Freud helpt je om te kijken achter het gedrag. Om te luisteren naar wat niet gezegd wordt. Om zorg te bieden die niet alleen praktisch is, maar ook psychisch en menselijk.
🎓 Tot slot: Wat jij als student moet meenemen
Freud is geen eindpunt, maar een begin. Zijn theorieën zijn geen absolute waarheid, maar een uitnodiging tot diepgang. Als toekomstige hulpverlener heb je baat bij:
- Kennis van afweermechanismen
→ Zodat je begrijpt waarom cliënten soms ontwijken, ontkennen of projecteren, en hoe je daar met empathie op kunt reageren. - Inzicht in ontwikkelingsfases
→ Omdat gedrag vaak geworteld is in vroegere ervaringen. Je leert kijken naar de mens achter het gedrag. - Begrip van het onbewuste
→ Zodat je leert luisteren naar wat niet gezegd wordt. In stiltes, in herhalingen, in dromen en symboliek. - Sensitiviteit voor overdracht en tegenoverdracht
→ Want in de zorg werk je niet alleen met de ander, maar ook met jezelf. Freud leert je hoe jouw eigen geschiedenis meespeelt in het contact. - Ruimte voor symboliek en verbeelding
→ Omdat niet alles in protocollen past. Soms is een beeld, een metafoor, een ritueel krachtiger dan een gesprek. - Respect voor complexiteit
→ Freud leert je dat de mens niet eenduidig is. Dat zorg niet alleen gaat over handelingen, maar over betekenis, herinnering en innerlijke strijd.
In een tijd waarin zorg steeds sneller, efficiënter en technischer moet zijn, biedt Freud een tegenstem. Hij nodigt je uit om te vertragen. Om te luisteren. Om te kijken onder de oppervlakte. En om zorg te bieden die niet alleen praktisch is, maar ook psychisch, relationeel en menselijk.

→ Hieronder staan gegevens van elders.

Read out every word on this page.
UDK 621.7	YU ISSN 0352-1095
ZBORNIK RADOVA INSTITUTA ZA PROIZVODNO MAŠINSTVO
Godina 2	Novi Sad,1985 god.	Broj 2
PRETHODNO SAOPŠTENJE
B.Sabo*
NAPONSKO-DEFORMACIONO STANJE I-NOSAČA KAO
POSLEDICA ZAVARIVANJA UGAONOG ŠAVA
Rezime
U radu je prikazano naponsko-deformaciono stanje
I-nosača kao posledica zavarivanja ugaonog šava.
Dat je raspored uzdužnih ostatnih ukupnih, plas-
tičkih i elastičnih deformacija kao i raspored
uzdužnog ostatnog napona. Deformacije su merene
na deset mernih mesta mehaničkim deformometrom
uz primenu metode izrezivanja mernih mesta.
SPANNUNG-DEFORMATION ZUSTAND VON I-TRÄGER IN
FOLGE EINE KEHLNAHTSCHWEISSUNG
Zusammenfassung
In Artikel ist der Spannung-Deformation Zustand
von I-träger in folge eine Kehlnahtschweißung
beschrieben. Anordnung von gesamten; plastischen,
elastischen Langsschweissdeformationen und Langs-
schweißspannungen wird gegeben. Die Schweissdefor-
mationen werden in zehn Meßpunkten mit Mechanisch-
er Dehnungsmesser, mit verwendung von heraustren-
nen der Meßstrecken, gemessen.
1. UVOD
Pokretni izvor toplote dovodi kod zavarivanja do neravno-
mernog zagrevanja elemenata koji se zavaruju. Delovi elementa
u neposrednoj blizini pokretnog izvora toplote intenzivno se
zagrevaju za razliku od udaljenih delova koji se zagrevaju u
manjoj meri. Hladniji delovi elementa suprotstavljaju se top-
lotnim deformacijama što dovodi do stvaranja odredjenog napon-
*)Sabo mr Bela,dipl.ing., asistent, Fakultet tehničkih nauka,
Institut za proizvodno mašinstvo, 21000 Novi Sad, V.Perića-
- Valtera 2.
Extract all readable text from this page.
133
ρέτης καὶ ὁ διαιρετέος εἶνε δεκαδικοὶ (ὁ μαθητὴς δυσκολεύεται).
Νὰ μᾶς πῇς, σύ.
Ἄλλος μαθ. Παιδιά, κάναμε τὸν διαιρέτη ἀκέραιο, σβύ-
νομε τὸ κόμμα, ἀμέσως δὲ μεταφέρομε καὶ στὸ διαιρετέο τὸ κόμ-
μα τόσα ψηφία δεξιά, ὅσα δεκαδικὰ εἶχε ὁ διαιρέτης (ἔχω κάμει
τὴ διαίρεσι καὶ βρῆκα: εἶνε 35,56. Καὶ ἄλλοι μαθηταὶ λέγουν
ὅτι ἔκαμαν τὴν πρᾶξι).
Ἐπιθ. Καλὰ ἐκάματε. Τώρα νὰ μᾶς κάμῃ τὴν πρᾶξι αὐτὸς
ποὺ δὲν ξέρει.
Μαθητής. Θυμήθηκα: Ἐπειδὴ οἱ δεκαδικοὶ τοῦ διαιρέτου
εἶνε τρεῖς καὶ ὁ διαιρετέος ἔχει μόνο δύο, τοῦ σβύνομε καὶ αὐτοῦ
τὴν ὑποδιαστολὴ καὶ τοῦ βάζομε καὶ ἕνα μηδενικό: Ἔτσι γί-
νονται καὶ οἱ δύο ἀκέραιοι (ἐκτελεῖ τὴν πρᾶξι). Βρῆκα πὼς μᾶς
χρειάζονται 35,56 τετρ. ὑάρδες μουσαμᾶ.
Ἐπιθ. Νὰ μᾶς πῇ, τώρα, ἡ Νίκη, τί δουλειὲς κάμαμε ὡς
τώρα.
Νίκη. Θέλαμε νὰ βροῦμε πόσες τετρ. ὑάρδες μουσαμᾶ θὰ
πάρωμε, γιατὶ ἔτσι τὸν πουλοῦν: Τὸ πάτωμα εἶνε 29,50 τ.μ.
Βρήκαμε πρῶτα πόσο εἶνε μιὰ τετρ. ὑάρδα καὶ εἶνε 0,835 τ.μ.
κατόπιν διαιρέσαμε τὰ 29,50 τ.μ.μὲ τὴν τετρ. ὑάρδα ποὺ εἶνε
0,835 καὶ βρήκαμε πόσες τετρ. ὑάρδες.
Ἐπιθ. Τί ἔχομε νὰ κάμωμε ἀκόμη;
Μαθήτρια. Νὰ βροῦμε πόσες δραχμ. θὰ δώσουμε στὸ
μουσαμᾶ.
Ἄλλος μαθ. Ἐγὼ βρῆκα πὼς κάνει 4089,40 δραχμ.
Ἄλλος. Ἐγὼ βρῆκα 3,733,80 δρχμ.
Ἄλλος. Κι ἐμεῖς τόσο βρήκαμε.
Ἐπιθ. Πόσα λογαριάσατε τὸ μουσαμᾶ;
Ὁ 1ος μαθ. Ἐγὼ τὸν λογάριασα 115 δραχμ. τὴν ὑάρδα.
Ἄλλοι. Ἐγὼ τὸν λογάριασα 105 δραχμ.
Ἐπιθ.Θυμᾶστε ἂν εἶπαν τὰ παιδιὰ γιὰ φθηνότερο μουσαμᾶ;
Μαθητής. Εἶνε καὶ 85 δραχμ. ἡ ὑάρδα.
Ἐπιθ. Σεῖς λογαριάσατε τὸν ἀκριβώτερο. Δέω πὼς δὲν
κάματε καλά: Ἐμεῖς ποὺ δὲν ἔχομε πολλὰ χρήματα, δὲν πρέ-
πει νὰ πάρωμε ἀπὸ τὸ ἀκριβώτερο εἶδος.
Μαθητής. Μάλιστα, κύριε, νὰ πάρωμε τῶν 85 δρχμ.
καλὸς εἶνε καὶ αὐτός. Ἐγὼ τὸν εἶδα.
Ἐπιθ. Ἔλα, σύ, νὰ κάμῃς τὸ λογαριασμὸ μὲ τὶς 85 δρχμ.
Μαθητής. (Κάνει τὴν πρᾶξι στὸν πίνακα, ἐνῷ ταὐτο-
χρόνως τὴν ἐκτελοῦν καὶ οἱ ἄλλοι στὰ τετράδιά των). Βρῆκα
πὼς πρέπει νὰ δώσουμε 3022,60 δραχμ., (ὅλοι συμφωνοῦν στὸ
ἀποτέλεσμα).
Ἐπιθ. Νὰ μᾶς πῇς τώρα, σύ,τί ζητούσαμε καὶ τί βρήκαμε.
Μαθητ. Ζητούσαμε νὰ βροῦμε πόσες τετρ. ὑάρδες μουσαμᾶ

Dus als jij straks in Crooswijk, Delfshaven of ergens anders in Rotterdam tegenover een cliënt zit die je niet begrijpt—denk dan aan Freud. Niet als antwoord, maar als ingang. Want achter elk gedrag schuilt een verhaal. En achter elk verhaal schuilt een mens.
Welkom in de diepte. Welkom in de zorg.